When Credit Suisse shuttered it’s US wealth management operations in 2015 they effectively forced hundreds of into ‘termination’ status. Attempting to paper over that truth with an agreement with Wells Fargo and a ‘promise to recruit’ architecture, Credit Suisse thought it had legally avoided massive amount owed in deferred compensation. Oops.
In arbitration hearings across the country Credit Suisse has been losing, and losing badly in deferred comp cases. There doesn’t seem to be any slowing of that momentum; in fact, the losing streak could be set to accelerate.
Per media reports of the latest Credit Suisse beating:
”In the Feb. 14 award, a three-person Financial Industry Regulatory Authority Inc. arbitration panel found Credit Suisse liable for a breach of contract involving Jonathan J. Galli, Paul T. Connolly, Alexander V. Martinelli and Christopher L. Herlihy.”
“The arbitrators awarded each of them compensatory damages, costs and attorneys’ fees. They also awarded Mr. Herlihy interest on his damages. The total award was $2,096,609. The arbitrators denied Credit Suisse’s counterclaim.”
Compensatory damages, costs and attorney’s fees. Ouch. Just another precedent setting layer for the next round of Credit Suisse and UBS arbitration hearing.

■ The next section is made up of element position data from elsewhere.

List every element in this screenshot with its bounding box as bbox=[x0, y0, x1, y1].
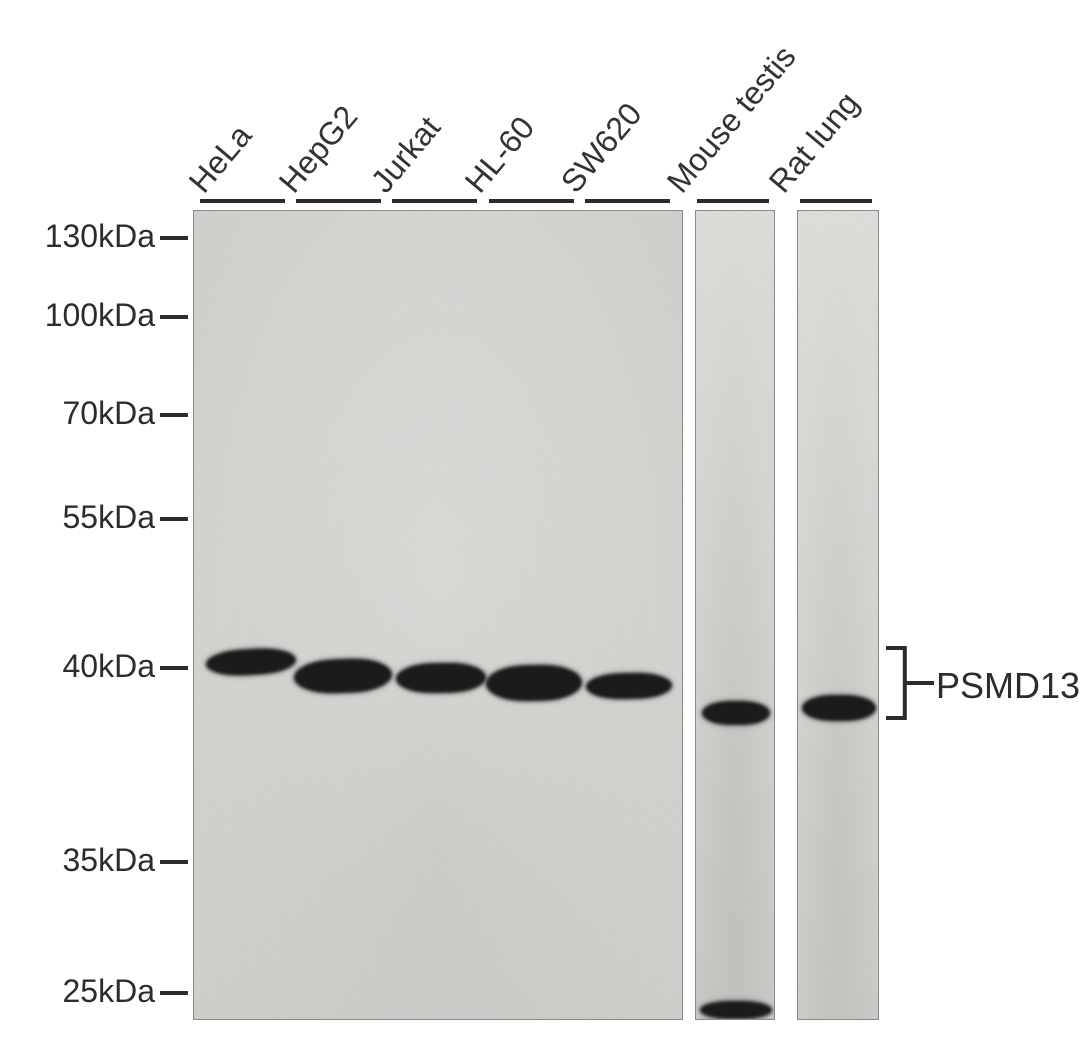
lane-underline bbox=[392, 199, 477, 203]
mw-label: 55kDa bbox=[63, 499, 156, 536]
blot-band bbox=[802, 695, 876, 721]
lane-label: Jurkat bbox=[364, 109, 448, 200]
blot-band bbox=[486, 664, 583, 702]
lane-underline bbox=[200, 199, 285, 203]
mw-tick bbox=[160, 236, 188, 240]
mw-label: 40kDa bbox=[63, 648, 156, 685]
blot-band bbox=[702, 701, 770, 725]
mw-tick bbox=[160, 666, 188, 670]
mw-label: 25kDa bbox=[63, 973, 156, 1010]
lane-underline bbox=[800, 199, 872, 203]
mw-label: 70kDa bbox=[63, 395, 156, 432]
mw-label: 130kDa bbox=[45, 218, 155, 255]
mw-tick bbox=[160, 517, 188, 521]
lane-label: SW620 bbox=[554, 96, 650, 200]
target-label: PSMD13 bbox=[936, 665, 1080, 707]
lane-underline bbox=[697, 199, 769, 203]
lane-label: HL-60 bbox=[458, 109, 542, 200]
mw-tick bbox=[160, 860, 188, 864]
lane-underline bbox=[585, 199, 670, 203]
blot-panel bbox=[193, 210, 683, 1020]
lane-underline bbox=[489, 199, 574, 203]
lane-label: HepG2 bbox=[272, 99, 366, 200]
mw-tick bbox=[160, 413, 188, 417]
blot-panel bbox=[695, 210, 775, 1020]
lane-label: Rat lung bbox=[762, 85, 867, 200]
western-blot-figure: HeLaHepG2JurkatHL-60SW620Mouse testisRat… bbox=[0, 0, 1080, 1048]
mw-tick bbox=[160, 991, 188, 995]
lane-label: HeLa bbox=[182, 118, 260, 200]
mw-tick bbox=[160, 315, 188, 319]
mw-label: 100kDa bbox=[45, 297, 155, 334]
blot-band bbox=[700, 1001, 772, 1019]
blot-panel bbox=[797, 210, 879, 1020]
lane-underline bbox=[296, 199, 381, 203]
mw-label: 35kDa bbox=[63, 842, 156, 879]
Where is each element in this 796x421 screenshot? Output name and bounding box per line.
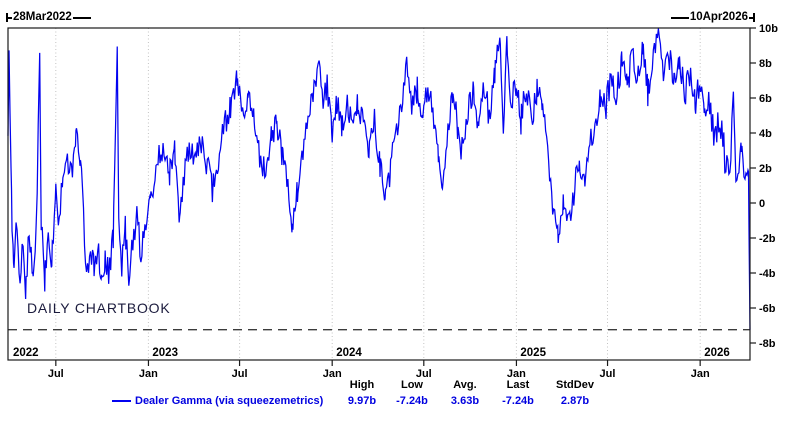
watermark: DAILY CHARTBOOK: [27, 300, 171, 316]
stat-column-last: Last -7.24b: [502, 379, 534, 408]
legend-series-entry: Dealer Gamma (via squeezemetrics): [112, 395, 323, 407]
series-line: [7, 28, 751, 330]
stat-column-avg: Avg. 3.63b: [451, 379, 479, 408]
stat-value: -7.24b: [502, 395, 534, 407]
stat-value: -7.24b: [396, 395, 428, 407]
y-axis: 10b 8b 6b 4b 2b 0 -2b -4b -6b -8b: [750, 23, 778, 350]
x-range-start-annotation: 28Mar2022: [6, 11, 91, 24]
stat-header: Low: [400, 379, 423, 391]
gridlines: [55, 28, 701, 360]
y-tick-label: -8b: [759, 338, 776, 350]
range-start-dash: [72, 16, 91, 19]
stat-header: Avg.: [453, 379, 477, 391]
stat-header: StdDev: [556, 379, 594, 391]
x-year-label: 2023: [152, 347, 178, 359]
x-month-label: Jan: [139, 368, 158, 380]
x-month-label: Jan: [691, 368, 710, 380]
stat-column-low: Low -7.24b: [396, 379, 428, 408]
stat-value: 9.97b: [347, 395, 377, 407]
x-month-label: Jul: [600, 368, 616, 380]
stat-header: High: [349, 379, 375, 391]
stat-column-high: High 9.97b: [348, 379, 376, 408]
x-axis: Jul Jan Jul Jan Jul Jan Jul Jan 2022 2023 2024 2025…: [13, 347, 730, 380]
range-start-bracket-icon: [6, 13, 8, 22]
x-month-label: Jul: [232, 368, 248, 380]
y-tick-label: -2b: [759, 233, 776, 245]
y-tick-label: 6b: [759, 93, 772, 105]
range-end-label: 10Apr2026: [689, 11, 748, 23]
x-month-label: Jan: [507, 368, 526, 380]
x-month-label: Jan: [323, 368, 342, 380]
y-tick-label: 8b: [759, 58, 772, 70]
legend-line-swatch: [112, 400, 131, 402]
y-tick-label: 10b: [759, 23, 778, 35]
x-month-label: Jul: [48, 368, 64, 380]
y-tick-label: -4b: [759, 268, 776, 280]
plot-frame: [7, 27, 751, 361]
y-tick-label: 0: [759, 198, 765, 210]
x-range-end-annotation: 10Apr2026: [670, 11, 755, 24]
range-end-bracket-icon: [753, 13, 755, 22]
y-tick-label: 2b: [759, 163, 772, 175]
y-tick-label: -6b: [759, 303, 776, 315]
range-start-label: 28Mar2022: [13, 11, 72, 23]
stat-column-stddev: StdDev 2.87b: [556, 379, 594, 408]
x-month-label: Jul: [416, 368, 432, 380]
stat-header: Last: [506, 379, 530, 391]
x-year-label: 2026: [704, 347, 730, 359]
x-year-label: 2022: [13, 347, 39, 359]
stat-value: 3.63b: [450, 395, 480, 407]
range-start-connector: [8, 16, 12, 19]
range-end-dash: [670, 16, 689, 19]
x-year-label: 2025: [520, 347, 546, 359]
range-end-connector: [749, 16, 753, 19]
y-tick-label: 4b: [759, 128, 772, 140]
stat-value: 2.87b: [560, 395, 590, 407]
x-year-label: 2024: [336, 347, 362, 359]
legend-series-label: Dealer Gamma (via squeezemetrics): [135, 395, 324, 407]
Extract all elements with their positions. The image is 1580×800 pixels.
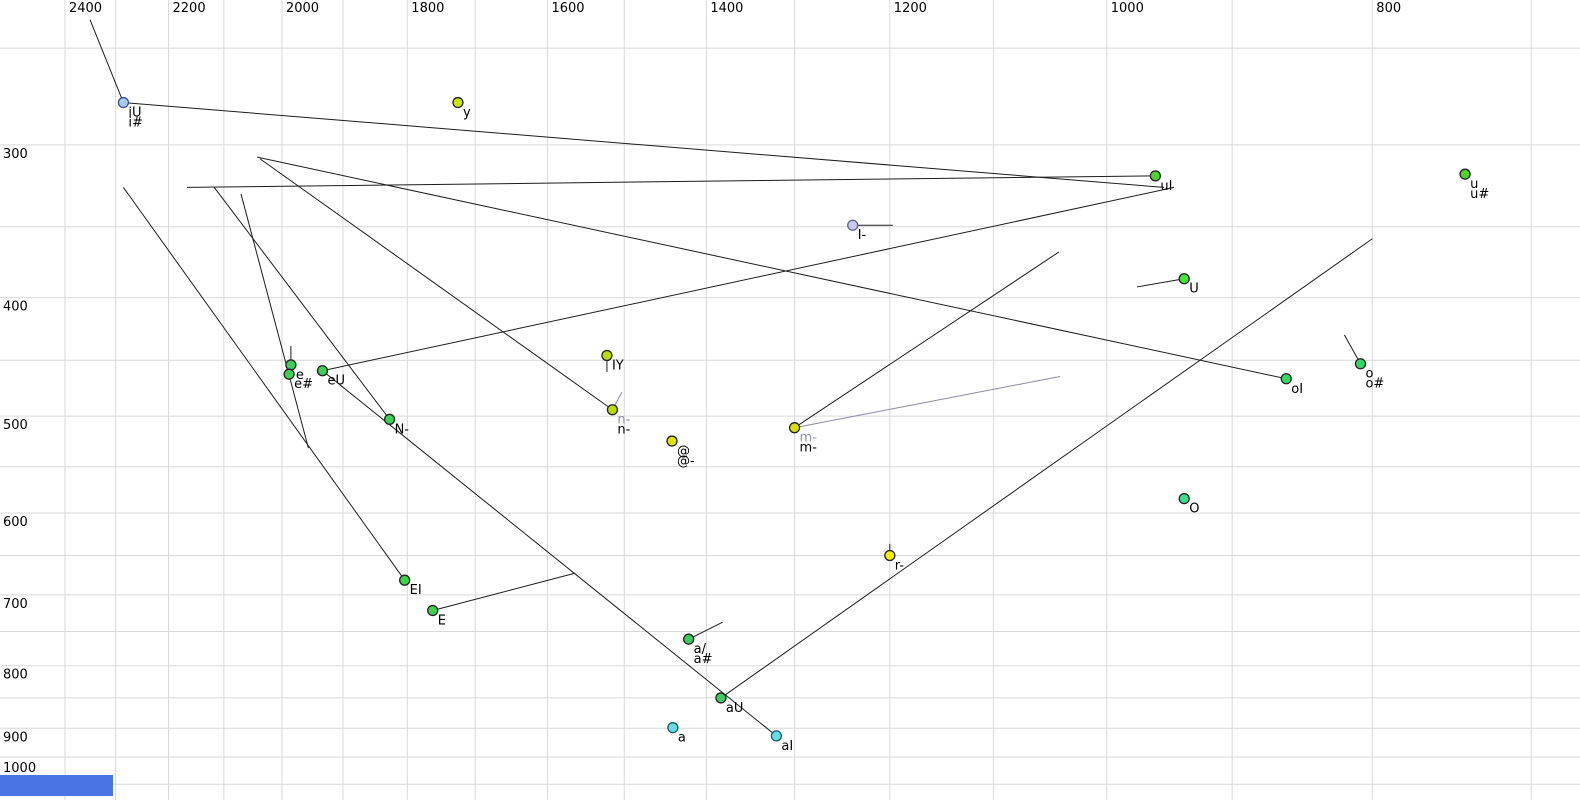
vowel-point-N- xyxy=(383,413,396,425)
x-tick-label-1600: 1600 xyxy=(551,1,584,16)
vowel-point-U xyxy=(1178,273,1190,285)
trajectory-U-glide xyxy=(1136,278,1185,288)
x-tick-label-2400: 2400 xyxy=(69,1,102,16)
vowel-label-aU-0: aU xyxy=(726,701,743,716)
vowel-label-m--0: m- xyxy=(800,431,818,446)
vowel-label-oI-0: oI xyxy=(1291,382,1303,397)
y-axis-tick-labels: 300 400 500 600 700 800 900 1000 xyxy=(3,147,36,776)
vowel-label-u-0: u xyxy=(1470,177,1478,192)
vowel-point-O xyxy=(1178,492,1190,505)
vowel-point-uI xyxy=(1149,170,1161,182)
vowel-point-oI xyxy=(1280,373,1292,385)
y-tick-label-400: 400 xyxy=(3,300,28,315)
trajectories xyxy=(89,19,1373,737)
vowel-point-IY xyxy=(601,349,613,362)
trajectory-m-gray xyxy=(794,375,1061,429)
vowel-point-eU xyxy=(316,365,329,377)
y-tick-label-800: 800 xyxy=(3,668,28,683)
vowel-label-o-1: o# xyxy=(1365,377,1384,392)
vowel-label-@-0: @ xyxy=(677,444,690,459)
x-tick-label-1000: 1000 xyxy=(1111,1,1144,16)
vowel-point-@ xyxy=(666,435,678,447)
y-tick-label-500: 500 xyxy=(3,418,28,433)
trajectory-aU-glide xyxy=(720,238,1373,699)
vowel-point-e# xyxy=(283,368,295,380)
vowel-point-u xyxy=(1459,168,1471,180)
vowel-label-uI-0: uI xyxy=(1160,179,1172,194)
vowel-point-E xyxy=(427,604,439,617)
vowel-label-a/-0: a/ xyxy=(694,642,707,657)
vowel-label-iU-1: i# xyxy=(128,116,143,131)
trajectory-n-long xyxy=(259,158,613,411)
y-tick-label-1000: 1000 xyxy=(3,761,36,776)
x-tick-label-1200: 1200 xyxy=(894,1,927,16)
vowel-label-o-0: o xyxy=(1365,367,1373,382)
vowel-label-e#-0: e# xyxy=(294,377,313,392)
trajectory-iU-glide xyxy=(123,102,1165,188)
vowel-label-n--0: n- xyxy=(617,413,630,428)
vowel-point-aI xyxy=(770,730,783,742)
trajectory-oI-glide xyxy=(257,156,1287,380)
y-tick-label-900: 900 xyxy=(3,730,28,745)
vowel-point-a xyxy=(667,722,679,734)
vowel-label-@-1: @- xyxy=(677,454,695,469)
vowel-label-m--1: m- xyxy=(800,441,818,456)
vowel-label-a-0: a xyxy=(678,731,686,746)
vowel-point-iU xyxy=(117,96,130,109)
x-tick-label-1800: 1800 xyxy=(411,1,444,16)
vowel-label-n--1: n- xyxy=(617,423,630,438)
y-tick-label-700: 700 xyxy=(3,597,28,612)
y-tick-label-600: 600 xyxy=(3,515,28,530)
vowel-point-aU xyxy=(715,692,727,704)
trajectory-EI-glide xyxy=(122,187,406,581)
vowel-label-IY-0: IY xyxy=(612,358,624,373)
vowel-point-o xyxy=(1354,358,1367,370)
vowel-label-y-0: y xyxy=(463,106,471,121)
vowel-label-u-1: u# xyxy=(1470,187,1489,202)
vowel-point-r- xyxy=(884,549,896,562)
vowel-point-n- xyxy=(606,404,619,416)
x-axis-tick-labels: 2400 2200 2000 1800 1600 1400 1200 1000 800 xyxy=(69,1,1401,16)
trajectory-N-glide xyxy=(213,187,390,420)
trajectory-a/-glide xyxy=(688,621,723,640)
trajectory-uI-glide xyxy=(187,175,1156,188)
x-tick-label-1400: 1400 xyxy=(710,1,743,16)
vowel-point-y xyxy=(452,96,464,109)
y-tick-label-300: 300 xyxy=(3,147,28,162)
trajectory-m-black xyxy=(794,251,1060,429)
x-tick-label-2200: 2200 xyxy=(173,1,206,16)
vowel-label-EI-0: EI xyxy=(410,583,422,598)
trajectory-E-glide xyxy=(432,572,576,612)
vowel-label-N--0: N- xyxy=(395,422,410,437)
vowel-label-a/-1: a# xyxy=(694,652,713,667)
trajectory-i#-glide xyxy=(89,19,124,103)
vowel-label-r--0: r- xyxy=(895,558,905,573)
vowel-label-eU-0: eU xyxy=(327,374,345,389)
vowel-point-EI xyxy=(399,574,411,586)
vowel-label-iU-0: iU xyxy=(128,106,141,121)
trajectory-eU-glide xyxy=(322,186,1175,372)
vowel-label-U-0: U xyxy=(1189,282,1199,297)
vowel-point-m- xyxy=(788,422,801,434)
vowel-label-aI-0: aI xyxy=(781,739,793,754)
vowel-label-e-0: e xyxy=(296,368,304,383)
x-tick-label-800: 800 xyxy=(1376,1,1401,16)
vowel-point-I- xyxy=(847,219,859,231)
play-bar[interactable] xyxy=(0,775,113,796)
vowel-labels: iUi# y uI uu# I- Uee# eU N- IY n-n- @@- m-m-oI oo# Or… xyxy=(128,106,1489,754)
vowel-label-E-0: E xyxy=(438,614,446,629)
trajectory-e#-glide xyxy=(240,193,309,449)
vowel-label-I--0: I- xyxy=(858,228,867,243)
vowel-label-O-0: O xyxy=(1189,502,1199,517)
vowel-point-e xyxy=(285,359,297,371)
vowel-points xyxy=(117,96,1471,742)
trajectory-aI-glide xyxy=(322,370,777,737)
x-tick-label-2000: 2000 xyxy=(286,1,319,16)
vowel-point-a/ xyxy=(683,633,695,645)
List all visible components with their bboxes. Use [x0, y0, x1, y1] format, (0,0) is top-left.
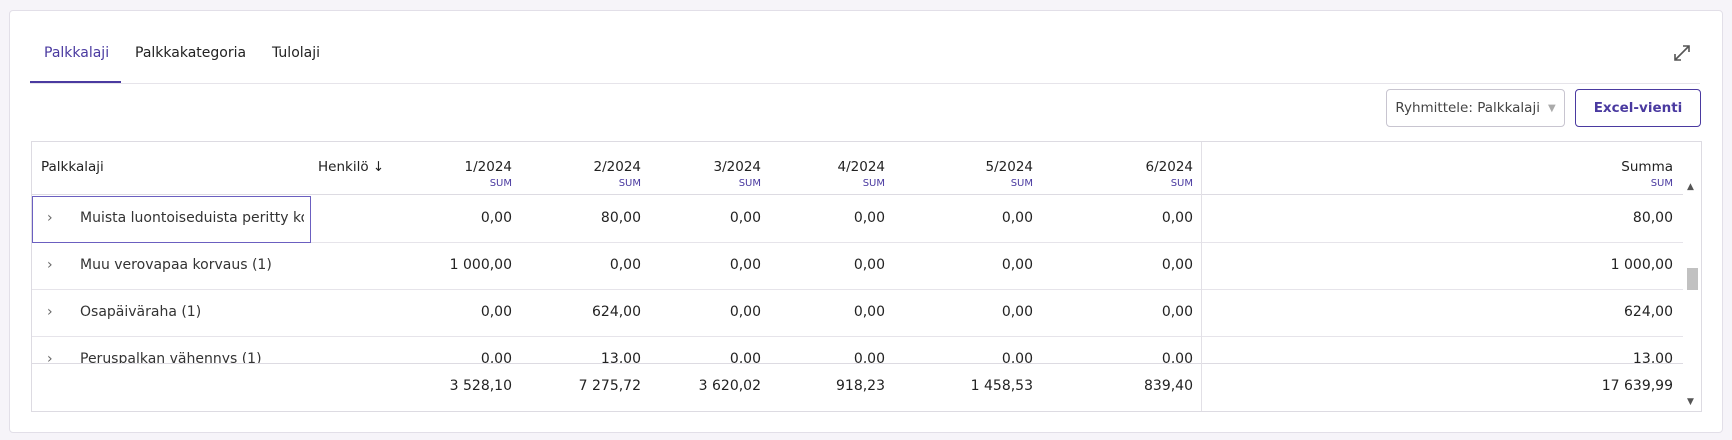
column-header[interactable]: Henkilö ↓ — [318, 159, 385, 175]
row[interactable] — [32, 242, 1683, 290]
column-divider — [1201, 142, 1202, 411]
column-sub: SUM — [618, 178, 641, 189]
cell-value: 80,00 — [600, 209, 641, 226]
scroll-down[interactable]: ▼ — [1687, 397, 1694, 407]
cell-value: 13,00 — [600, 350, 641, 367]
total-value: 1 458,53 — [970, 378, 1033, 394]
group-by-select[interactable]: Ryhmittele: Palkkalaji ▼ — [1386, 89, 1565, 127]
cell-value: 1 000,00 — [449, 256, 512, 273]
tab[interactable]: Palkkalaji — [44, 45, 110, 61]
column-header: 4/2024 — [837, 159, 886, 175]
totals-bg — [32, 363, 1683, 411]
cell-value: 0,00 — [480, 209, 512, 226]
scroll-up[interactable]: ▲ — [1687, 182, 1694, 192]
cell-value: 0,00 — [1161, 256, 1193, 273]
cell-value: 0,00 — [729, 209, 761, 226]
cell-value: 0,00 — [1161, 303, 1193, 320]
cell-value: 1 000,00 — [1610, 256, 1673, 273]
column-header: Palkkalaji — [41, 159, 104, 175]
column-header: 3/2024 — [713, 159, 762, 175]
cell-value: 0,00 — [1001, 256, 1033, 273]
cell-value: 624,00 — [592, 303, 641, 320]
cell-value: 13,00 — [1632, 350, 1673, 367]
column-header: 6/2024 — [1145, 159, 1194, 175]
column-sub: SUM — [1170, 178, 1193, 189]
card — [9, 10, 1723, 433]
cell-value: 0,00 — [609, 256, 641, 273]
column-header: 1/2024 — [464, 159, 513, 175]
scroll-thumb[interactable] — [1687, 268, 1698, 290]
row-label: Osapäiväraha (1) — [80, 303, 202, 320]
table: Palkkalaji Henkilö ↓ 1/2024 SUM 2/2024 SUM 3/2… — [31, 141, 1702, 412]
tab[interactable]: Palkkakategoria — [135, 45, 247, 61]
total-value: 7 275,72 — [578, 378, 641, 394]
column-header: 2/2024 — [593, 159, 642, 175]
row[interactable] — [32, 195, 1683, 243]
scrollbar — [1683, 182, 1701, 411]
total-value: 3 528,10 — [449, 378, 512, 394]
total-value: 918,23 — [836, 378, 885, 394]
header-bg — [32, 142, 1701, 195]
row[interactable] — [32, 289, 1683, 337]
cell-value: 0,00 — [1001, 303, 1033, 320]
tab-divider — [30, 83, 1700, 84]
cell-value: 0,00 — [729, 256, 761, 273]
expand-chevron[interactable]: › — [47, 350, 53, 367]
total-value: 3 620,02 — [698, 378, 761, 394]
cell-value: 0,00 — [853, 303, 885, 320]
focus-outline — [32, 196, 311, 243]
cell-value: 0,00 — [853, 209, 885, 226]
row-label: Muu verovapaa korvaus (1) — [80, 256, 272, 273]
cell-value: 0,00 — [853, 256, 885, 273]
column-sub: SUM — [1010, 178, 1033, 189]
column-header: 5/2024 — [985, 159, 1034, 175]
expand-chevron[interactable]: › — [47, 303, 53, 320]
column-sub: SUM — [862, 178, 885, 189]
cell-value: 80,00 — [1632, 209, 1673, 226]
cell-value: 0,00 — [480, 303, 512, 320]
tab[interactable]: Tulolaji — [272, 45, 321, 61]
row-label: Peruspalkan vähennys (1) — [80, 350, 262, 367]
cell-value: 624,00 — [1624, 303, 1673, 320]
total-value: 839,40 — [1144, 378, 1193, 394]
row-label: Muista luontoiseduista peritty korv — [80, 209, 304, 226]
cell-value: 0,00 — [729, 350, 761, 367]
expand-chevron[interactable]: › — [47, 256, 53, 273]
cell-value: 0,00 — [1161, 209, 1193, 226]
cell-value: 0,00 — [480, 350, 512, 367]
column-sub: SUM — [489, 178, 512, 189]
tab-indicator — [30, 81, 121, 83]
cell-value: 0,00 — [853, 350, 885, 367]
expand-icon[interactable] — [1672, 43, 1692, 63]
group-by-label: Ryhmittele: Palkkalaji — [1395, 100, 1540, 116]
cell-value: 0,00 — [1001, 350, 1033, 367]
total-value: 17 639,99 — [1601, 378, 1673, 394]
cell-value: 0,00 — [1161, 350, 1193, 367]
column-sub: SUM — [738, 178, 761, 189]
column-sub: SUM — [1650, 178, 1673, 189]
expand-chevron[interactable]: › — [47, 209, 53, 226]
column-header: Summa — [1621, 159, 1673, 175]
cell-value: 0,00 — [1001, 209, 1033, 226]
export-button[interactable]: Excel-vienti — [1575, 89, 1701, 127]
cell-value: 0,00 — [729, 303, 761, 320]
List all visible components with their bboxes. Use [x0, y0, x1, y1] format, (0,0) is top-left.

Of interest, noted Wall Street and securities law attorney, Brian Neville, said this on LinkedIn when the award was announced:
“Another win for Lax & Neville for former Credit Suisse employees. This is he fifth win with no losses and the seven win total against Credit Suisse.”
Why Credit Suisse doesn’t attempt to settle these claims en masse we can’t understand – but mounting and consistent losses are a terrible look. Seems that the old Animal House line is prescient for CS at the moment, “the beatings will continue until morale improves.”